Twitter. Laut der allwissenden Wikipediaeine Anwendung zum Mikroblogging. Es wird auch als soziales Netzwerk oder ein meist öffentlich einsehbares Tagebuch im Internet definiert.“ So hatte ich das bisher auch immer verstanden, aber offensichtlich wird das mehr oder weniger unreflektierte, spontane Gezwitscher der dort aktiven Leute gerne auch mal für bare Münze genommen und als „Nachrichten“ bewertet. Glaubt keiner? Doch? Zumindest ein lebender Beweis für „Twitter als Nachrichtendienst“ findet sich im privaten Blog eines Onlineredakteurs einer großen deutschen Boulevardzeitung, deren Namen ich hier nicht nennen werde. (Nein, es ist nicht die, an die jeder spontan denkt und die mit Bildern der Loveparade-Opfer gerade ungut auffällt.) Ich persönlich bin ja voll und ganz beim Autor, wenn es um die Kernaussage geht – „wenn man nichts zu sagen hat einfach mal die Fresse halten“ ist zwar polemisch formuliert, trifft aber schon irgendwie zu. Man muss nicht immer gleich zu allem und jedem seine Meinung in die Welt posaunen – und schon gar nicht wenn es sich um eine derartige Katastrophe wie gestern in Duisburg handelt.

Ich bin fest davon überzeugt, dass jeder halbwegs normale Mensch sich nicht über die vielen Toten und Verletzten freut – Ausnahmen bestätigen natürlich die Regel: Twitter-User Lori_ftw meint „Da hats mal die richtigen erwischt, die Schwuletten haben sich selbst totgetrampelt, gibts was schöneres?“ (twitter.com/Lori_ftw/status/19432823274) (NB: mit Absicht nicht aktiv verlinkt, um diese Meinung nicht auch noch unnötig populär zu machen, ich sage nur: Pageranking) Wäre das nicht so dermaßen plattes Dünnbrettbohren würde mich doch fast interessieren, ob „Lori“… Ach nee, das ist mir einfach zu blöd, an solche Deppen muß man nicht auch noch virtuelle Tinte und Gedanken verschwenden.

Genauso fest bin ich davon überzeugt, dass man auch bestürzt sein kann, ohne das über Twitter (oder andere Social Media) kundzutun. Ich jedenfalls bin froh, dass ich niemanden kenne, der die Loveparade gestern besucht hat.

Das trifft den Nagel auf den Kopf. Vom Fußball kennt man das ja schon: gefühlte 80 Millionen Trainer hätten „ihre“ Mannschaft zum Titelgewinn gebracht – nur der eine, der dummerweise im real life der Trainer ist, hat es mal wieder nicht geschafft.
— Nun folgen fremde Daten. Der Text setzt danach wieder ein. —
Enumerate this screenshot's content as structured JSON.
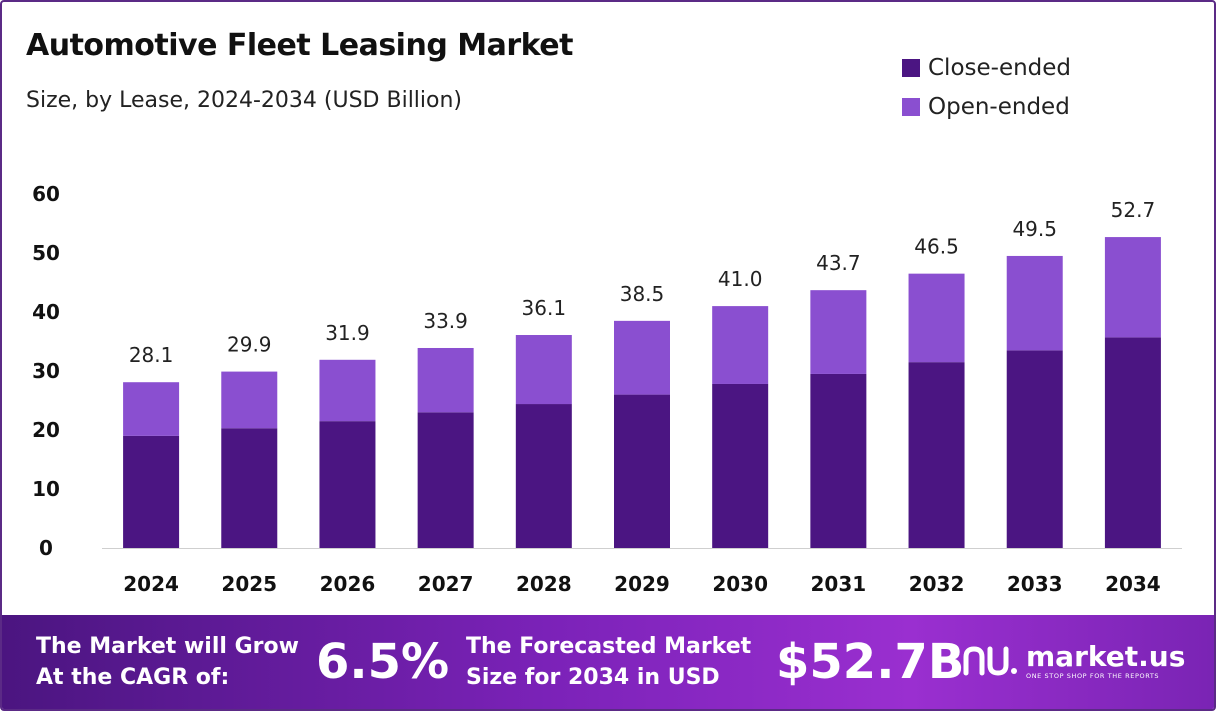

Dank Twitter, Facebook usw. breitet sich dieses Phänomen jetzt auch auf alle anderen Aspekte des Lebens aus – was immer jemand getan hat, jemand anderes hätte es nach eigenem Bekunden besser machen können.

Aber ich schweife ab…… Eigentlich wollte ich doch zu Twitter als Nachrichtendienst noch was sagen….. Mag ja sein, dass man auf Twitter schnell Informationen zu Allem und Jedem finden kann, aber Nachrichten sind das IMHO wohl kaum, nicht mal auf dem Niveau einer Boulevardzeitung. Ich war bisher immer der Meinung, dass Nachrichten vor der Veröffentlichung irgendwie halbwegs gut recherchiert sein sollten – was sie aber leider auch nicht immer sind, auch im echten Leben wird gerne erst veröffentlicht und dann nochmal recherchiert. Hauptsache man ist Erster. Qualität wird ja sowieso generell überbewertet, Geiz ist geil und ich bin doch nicht blöd. Wer Informationen will, soll sie sich gefälligst selber suchen, steht doch alles im Internet.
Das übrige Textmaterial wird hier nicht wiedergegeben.